How can agencies itemize their investment in professional development and innovation along with the blood, sweat and tears creative people pour into their work when they’re off the clock ― eating, showering, walking, playing with the kids, watching TV or scrambling to find a pen to scribble down an idea?
In advertising, it's one thing to brainstorm powerfully simple and amazingly cost-effective creative executions – that’s called ingenuity. Witness Apple’s “Mac vs. PC” campaign. How inexpensive was that set? It's another thing to practice professional prostitution and “give it away” just to keep the client. It takes real courage to tell an advertiser, "no, you can't lift the corporate veil and wrap your arms around my business unless you're willing to marry me for life ― first!"
In most cases, businesses can't thrift their way into long-term profitability. And when companies start to meddle too much in their suppliers' business, the results are usually not very good either. Consider what the American car industry accomplished by whip-sawing parts suppliers over price. How did that work out? Within several years they reaped a steady stream of warranty claims while market share continued to plummet. Two U.S. carmakers are now in bankruptcy and many suppliers have been bailed out. I wonder how it would have worked out if suppliers were rewarded for innovation and auto companies competed for the exclusive rights to license new technologies.

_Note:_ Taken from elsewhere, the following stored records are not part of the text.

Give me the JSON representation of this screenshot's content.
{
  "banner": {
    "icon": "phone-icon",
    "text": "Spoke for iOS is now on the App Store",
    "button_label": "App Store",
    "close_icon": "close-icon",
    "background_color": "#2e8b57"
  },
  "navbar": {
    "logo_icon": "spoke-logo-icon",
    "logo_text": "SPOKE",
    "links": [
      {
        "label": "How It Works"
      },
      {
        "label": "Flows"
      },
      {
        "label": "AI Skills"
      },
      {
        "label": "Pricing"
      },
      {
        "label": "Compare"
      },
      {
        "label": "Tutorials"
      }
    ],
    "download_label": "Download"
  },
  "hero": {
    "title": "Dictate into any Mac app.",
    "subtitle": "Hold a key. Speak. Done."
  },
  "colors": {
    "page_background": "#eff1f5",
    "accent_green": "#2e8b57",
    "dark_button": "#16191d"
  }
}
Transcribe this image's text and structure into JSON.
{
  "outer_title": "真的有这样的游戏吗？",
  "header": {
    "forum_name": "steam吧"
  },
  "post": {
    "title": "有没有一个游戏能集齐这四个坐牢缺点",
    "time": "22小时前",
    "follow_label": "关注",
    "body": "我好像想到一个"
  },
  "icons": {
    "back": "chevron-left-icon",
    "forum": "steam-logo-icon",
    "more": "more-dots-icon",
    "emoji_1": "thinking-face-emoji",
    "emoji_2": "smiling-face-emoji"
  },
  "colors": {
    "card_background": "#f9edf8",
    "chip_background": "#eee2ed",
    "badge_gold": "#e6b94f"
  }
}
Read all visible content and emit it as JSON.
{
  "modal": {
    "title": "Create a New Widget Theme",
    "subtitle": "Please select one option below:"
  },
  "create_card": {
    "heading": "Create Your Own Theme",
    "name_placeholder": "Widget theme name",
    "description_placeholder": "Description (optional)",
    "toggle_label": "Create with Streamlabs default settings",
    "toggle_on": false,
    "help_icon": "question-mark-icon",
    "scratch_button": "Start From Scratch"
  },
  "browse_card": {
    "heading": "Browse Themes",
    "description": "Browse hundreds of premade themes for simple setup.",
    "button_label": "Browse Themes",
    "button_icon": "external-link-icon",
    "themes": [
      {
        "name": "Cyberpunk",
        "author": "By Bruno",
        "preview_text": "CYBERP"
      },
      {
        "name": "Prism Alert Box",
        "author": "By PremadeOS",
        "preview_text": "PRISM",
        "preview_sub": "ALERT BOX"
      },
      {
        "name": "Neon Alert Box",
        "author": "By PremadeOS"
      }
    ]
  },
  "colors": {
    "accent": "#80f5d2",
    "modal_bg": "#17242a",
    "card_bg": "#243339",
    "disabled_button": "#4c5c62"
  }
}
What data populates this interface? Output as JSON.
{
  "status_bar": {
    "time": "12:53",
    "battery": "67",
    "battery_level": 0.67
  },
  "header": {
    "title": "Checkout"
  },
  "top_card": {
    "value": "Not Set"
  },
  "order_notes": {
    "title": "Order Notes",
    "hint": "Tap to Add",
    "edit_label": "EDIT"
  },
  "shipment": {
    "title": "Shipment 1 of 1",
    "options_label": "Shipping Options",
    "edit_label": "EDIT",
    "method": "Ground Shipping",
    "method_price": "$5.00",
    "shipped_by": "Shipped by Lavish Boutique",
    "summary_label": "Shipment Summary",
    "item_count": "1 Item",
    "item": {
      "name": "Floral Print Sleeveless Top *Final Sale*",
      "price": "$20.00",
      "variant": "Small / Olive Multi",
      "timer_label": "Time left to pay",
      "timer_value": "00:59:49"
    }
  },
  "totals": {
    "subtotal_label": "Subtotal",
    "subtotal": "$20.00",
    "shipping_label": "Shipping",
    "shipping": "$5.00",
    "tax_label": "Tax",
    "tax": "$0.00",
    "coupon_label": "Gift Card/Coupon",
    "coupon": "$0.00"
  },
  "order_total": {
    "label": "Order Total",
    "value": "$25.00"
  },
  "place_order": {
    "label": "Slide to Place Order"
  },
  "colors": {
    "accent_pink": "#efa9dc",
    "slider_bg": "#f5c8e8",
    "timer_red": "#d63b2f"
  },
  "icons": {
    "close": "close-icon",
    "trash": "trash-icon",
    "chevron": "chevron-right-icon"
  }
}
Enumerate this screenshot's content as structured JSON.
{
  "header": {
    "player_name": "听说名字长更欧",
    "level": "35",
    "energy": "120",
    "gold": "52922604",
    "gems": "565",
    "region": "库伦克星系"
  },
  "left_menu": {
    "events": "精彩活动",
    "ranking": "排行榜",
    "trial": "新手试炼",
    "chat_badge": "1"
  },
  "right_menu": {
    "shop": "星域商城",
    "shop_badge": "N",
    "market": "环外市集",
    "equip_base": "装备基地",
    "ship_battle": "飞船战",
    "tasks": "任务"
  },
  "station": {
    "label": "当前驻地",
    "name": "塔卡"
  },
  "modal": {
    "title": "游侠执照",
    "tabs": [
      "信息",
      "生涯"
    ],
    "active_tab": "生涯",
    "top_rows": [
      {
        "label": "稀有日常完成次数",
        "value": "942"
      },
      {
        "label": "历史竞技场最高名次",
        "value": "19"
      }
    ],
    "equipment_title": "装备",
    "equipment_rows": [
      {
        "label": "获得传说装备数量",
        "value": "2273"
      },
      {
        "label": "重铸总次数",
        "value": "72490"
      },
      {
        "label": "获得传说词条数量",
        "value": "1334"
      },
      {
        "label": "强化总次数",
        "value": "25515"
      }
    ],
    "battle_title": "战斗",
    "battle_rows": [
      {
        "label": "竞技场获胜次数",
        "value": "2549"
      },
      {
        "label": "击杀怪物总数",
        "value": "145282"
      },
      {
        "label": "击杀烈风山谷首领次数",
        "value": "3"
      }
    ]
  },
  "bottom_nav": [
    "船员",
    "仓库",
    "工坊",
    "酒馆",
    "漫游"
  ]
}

On the other hand, artists in the film industry have managed to maintain a strong financial model and creative rights because of professional guilds. Directors (DGA), writers (WGA), actors (SAG) and musicians (AFM), along with a few others crafts people, have secured a level of income that continues to lure genius to work in that industry for life ... often until they die. And they're happy to itemize day rates, at or above scale, to help you develop your budget. Absent professional standards and appropriate compensation, Hollywood would soon become Bollywood ... and every movie would be frugally formulaic -- ending with a canned song and dance number. Or features would be shot with camcorders and uploaded onto YouTube. “Blair Witch” anyone?
Bottom
line: if corporations continue to squeeze ad agencies and other suppliers to drive down prices for their services,
there will be a point where suppliers won’t be able to drive the advertisers' cars, sleep
in their hotels, buy their insurance, wear their clothes or spill their booze. And wage deflation will trickle down and around to other consumers, who will also stop buying branded goods.
That is unless advertisers cut their prices and turn their hallowed brands into low-cost commodities.